Oil rigs fell by 13 to 1,327 this week, data posted on Baker Hughes Inc.’s website show. Texas, home to the Eagle Ford and Permian Basin plays, lost eight oil or gas rigs this week. North Dakota, where the Bakken region has driven output, was unchanged at 174 total rigs, down from the 2012 high of 203.
“We are through the growth stage in the Eagle Ford, Permian Basin and the Bakken,” said James Williams, an energy economist and president of WTRG Economics in London, Arkansas. “Now things are starting to level off.”
This week’s decline capped the second consecutive quarterly drop after 13 advances, according to data from the Houston oilfield-services company. In the fourth quarter, oil rigs fell by 83, ending 2012 with an 11 percent gain. Oil rigs have risen every year since 2002, when there were 136.
The total rig count fell a fifth straight week, by 11 to 1,763. Gas rigs rose by two to 431, the second straight gain.
“I would not doubt that last week they reclassified some rigs from oil to gas,” Williams said.
U.S. oil output rose to the highest level since March 1993 in the week ended Dec. 21. The surge helped the U.S. meet 83 percent of its energy needs in the first half of the year, on track to be the most since 1991.

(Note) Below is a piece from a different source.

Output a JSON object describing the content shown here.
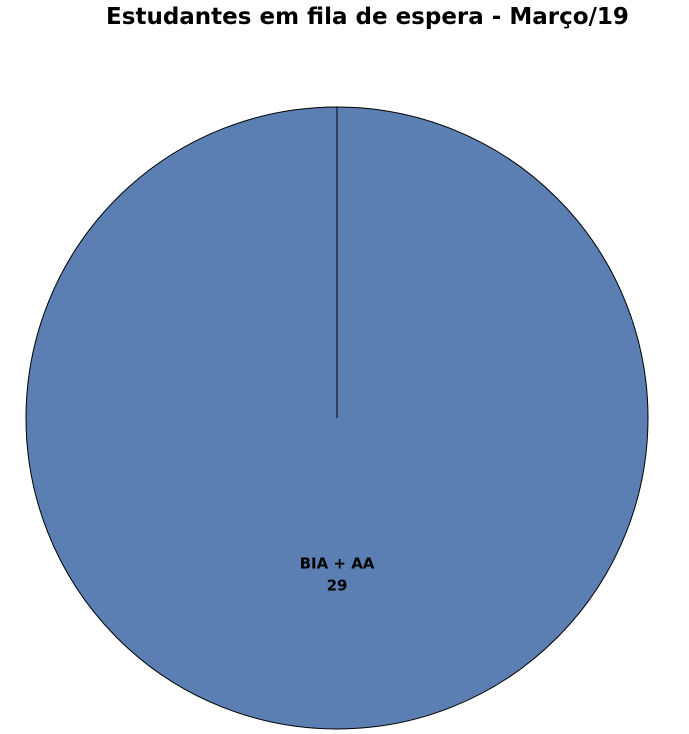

Rig counts declined after West Texas Intermediate dropped 11 percent in the two months ended Oct. 31. Crude for February delivery on the New York Mercantile Exchange fell 7 cents today to settle at $90.80 a barrel, down 8.1 percent this year.
“Prices are fairly flat for oil right now,” Williams said. “Typically, you see the rig count drop two to three months after the price gets lower.”
The natural gas rig count has shrunk to less than a third of its peak in August 2008 because of a switch from dry gas to more profitable crude and natural gas liquids drilling.
Natural gas for February delivery rose 5.7 cents, or 1.7 percent, to $3.469 per million British thermal units on the Nymex. The price is up 16 percent in 2012.